The city of Dallas now has a cite-and-release program for marijuana, with a 10-5 majority of the Dallas City Council voting yes to the policy at its meeting on April 11.
This is the second time the Dallas City Council has considered cite and release, following a pilot program that was considered in 2016 and rejected. Dallas will join Austin and Houston, which instituted its cite and release program this year; there's also growing support in San Antonio.
A number of representatives from Faith in Texas, a multi-racial faith movement for social justice, attended at the Dallas City Council meeting to make public comments in support of the bill, stressing the discriminatory effect that marijuana policies have on people of color. The measure also got a thumbs up from the district attorney's office, which helped pave the way for its approval.

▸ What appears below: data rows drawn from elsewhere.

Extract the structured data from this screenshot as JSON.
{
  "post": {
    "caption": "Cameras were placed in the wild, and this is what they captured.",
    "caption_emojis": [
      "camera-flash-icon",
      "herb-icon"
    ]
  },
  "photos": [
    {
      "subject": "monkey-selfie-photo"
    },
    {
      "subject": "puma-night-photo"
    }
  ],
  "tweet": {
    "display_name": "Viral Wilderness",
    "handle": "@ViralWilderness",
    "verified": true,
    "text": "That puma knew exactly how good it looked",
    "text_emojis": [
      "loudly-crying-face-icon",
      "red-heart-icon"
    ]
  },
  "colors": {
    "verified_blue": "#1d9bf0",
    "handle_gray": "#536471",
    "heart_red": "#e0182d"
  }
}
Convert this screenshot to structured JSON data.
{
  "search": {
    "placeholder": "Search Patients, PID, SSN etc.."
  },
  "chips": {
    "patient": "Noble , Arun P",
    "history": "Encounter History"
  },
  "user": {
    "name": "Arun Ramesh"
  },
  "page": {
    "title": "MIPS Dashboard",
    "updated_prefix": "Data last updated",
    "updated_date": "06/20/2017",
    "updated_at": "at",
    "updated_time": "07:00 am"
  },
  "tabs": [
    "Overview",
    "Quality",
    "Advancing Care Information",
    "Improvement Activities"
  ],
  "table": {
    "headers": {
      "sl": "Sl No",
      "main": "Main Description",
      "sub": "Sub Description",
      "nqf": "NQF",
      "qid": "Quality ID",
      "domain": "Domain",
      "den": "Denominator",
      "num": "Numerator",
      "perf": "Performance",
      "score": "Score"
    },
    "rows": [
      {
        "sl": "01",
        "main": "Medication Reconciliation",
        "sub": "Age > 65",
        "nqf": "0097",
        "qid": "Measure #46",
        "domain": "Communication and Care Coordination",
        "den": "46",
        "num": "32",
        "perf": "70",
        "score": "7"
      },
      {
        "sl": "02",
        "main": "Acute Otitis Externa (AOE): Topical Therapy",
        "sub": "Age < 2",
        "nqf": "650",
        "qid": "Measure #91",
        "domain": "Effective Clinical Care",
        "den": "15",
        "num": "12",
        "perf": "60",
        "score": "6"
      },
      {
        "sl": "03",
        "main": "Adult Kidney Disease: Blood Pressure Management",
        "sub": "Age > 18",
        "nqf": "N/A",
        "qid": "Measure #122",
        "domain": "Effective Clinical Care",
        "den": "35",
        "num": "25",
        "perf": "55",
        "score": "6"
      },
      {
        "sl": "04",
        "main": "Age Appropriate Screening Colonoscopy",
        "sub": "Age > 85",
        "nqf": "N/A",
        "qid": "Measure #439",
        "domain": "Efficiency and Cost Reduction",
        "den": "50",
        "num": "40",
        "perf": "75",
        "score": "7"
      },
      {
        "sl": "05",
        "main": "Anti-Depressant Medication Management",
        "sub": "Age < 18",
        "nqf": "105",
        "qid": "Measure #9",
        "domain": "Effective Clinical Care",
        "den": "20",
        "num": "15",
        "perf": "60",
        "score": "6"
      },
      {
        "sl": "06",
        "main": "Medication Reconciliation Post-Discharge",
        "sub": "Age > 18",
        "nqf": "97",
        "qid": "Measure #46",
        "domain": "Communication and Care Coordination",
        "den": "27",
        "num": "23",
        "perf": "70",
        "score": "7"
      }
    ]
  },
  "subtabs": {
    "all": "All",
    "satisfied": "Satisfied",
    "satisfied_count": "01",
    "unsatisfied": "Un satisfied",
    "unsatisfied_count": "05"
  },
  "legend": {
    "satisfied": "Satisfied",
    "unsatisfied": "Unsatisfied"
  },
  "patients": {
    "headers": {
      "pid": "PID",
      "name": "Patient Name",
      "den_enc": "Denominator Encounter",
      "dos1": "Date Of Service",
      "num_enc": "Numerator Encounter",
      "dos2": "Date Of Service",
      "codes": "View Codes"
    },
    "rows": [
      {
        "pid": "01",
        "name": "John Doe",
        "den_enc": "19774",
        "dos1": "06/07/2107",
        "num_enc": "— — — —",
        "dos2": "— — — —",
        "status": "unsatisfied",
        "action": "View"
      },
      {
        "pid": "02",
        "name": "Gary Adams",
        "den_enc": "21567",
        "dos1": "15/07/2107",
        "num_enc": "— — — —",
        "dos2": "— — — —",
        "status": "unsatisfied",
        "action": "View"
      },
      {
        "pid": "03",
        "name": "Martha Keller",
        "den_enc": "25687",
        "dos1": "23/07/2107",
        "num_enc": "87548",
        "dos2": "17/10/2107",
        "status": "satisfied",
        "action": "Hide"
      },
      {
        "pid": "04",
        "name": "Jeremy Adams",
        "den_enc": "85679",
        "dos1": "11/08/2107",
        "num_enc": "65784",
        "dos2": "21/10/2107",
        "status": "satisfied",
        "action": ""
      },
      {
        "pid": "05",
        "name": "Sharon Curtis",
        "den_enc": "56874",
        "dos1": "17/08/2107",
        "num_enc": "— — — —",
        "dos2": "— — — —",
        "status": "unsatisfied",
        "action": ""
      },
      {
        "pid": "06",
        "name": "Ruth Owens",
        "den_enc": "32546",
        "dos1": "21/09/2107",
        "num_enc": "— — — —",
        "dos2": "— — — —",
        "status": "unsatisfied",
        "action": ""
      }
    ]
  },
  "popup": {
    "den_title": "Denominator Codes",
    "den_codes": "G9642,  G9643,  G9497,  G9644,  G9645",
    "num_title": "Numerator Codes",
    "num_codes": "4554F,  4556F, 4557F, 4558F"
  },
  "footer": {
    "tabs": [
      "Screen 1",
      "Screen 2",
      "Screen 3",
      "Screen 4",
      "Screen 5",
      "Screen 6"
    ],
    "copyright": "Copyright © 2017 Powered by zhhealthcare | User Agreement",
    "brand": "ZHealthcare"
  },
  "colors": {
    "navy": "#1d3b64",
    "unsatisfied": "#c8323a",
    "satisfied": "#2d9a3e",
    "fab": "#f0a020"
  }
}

Voting yes for cite and release were council members Adam Medrano, Carolyn King Arnold, Casey Thomas Erik Wilson, Lee Kleinman, Mark Clayton, Monica Alonzo, Philip Kingston, Scott Griggs, and Tiffinni Young.
Voting against were Mayor Rawlings, Adam McGough, Jennifer Gates, Rick Callahan, and Sandy Greyson.
Council member Young said that she did not support the pilot program, but she worked with the district attorney's office to tweak the original plan by adding stipulations for contraband in a correctional facility, and driving with an invalid license.
Mayor Mike Rawlings tried to postpone the vote until after lunch, and council member Jennifer Staubach Gates tried to bump the topic back to committee, but their efforts were thwarted.
Council member Kingston, who's been working on the bill since he was elected in 2013, said that the idea of delaying the vote was "extremely poisonous."
"It's been delayed for a year while primarily young African American and Latino kids sat in Lew Sterrett," he said. "Delaying it again is a guarantee that our police will be wasting our time, when we're down 400 officers from where we ought to be. It's been briefed and briefed again."
Sandy Greyson repeated the issue she had with the pilot program, that some of the residents in her district live in other counties, where cite and release is not yet enacted, and claimed that those residents would be treated unfairly.
And Rick Callahan suggested that up to 80 percent of those issued a citation would probably go to jail anyway.
A representative from the Dallas Police Department outlined how the program would work. When officers stop someone, they must first ascertain that the person lives in the county where they were caught. A supervisor brings a scale and the marijuana is weighed to determine if it is four ounces or less. A thumbprint is taken, and the individual is sent on his/her way with a summons to show up for an arraignment hearing within two weeks.
The policy goes into effect in October.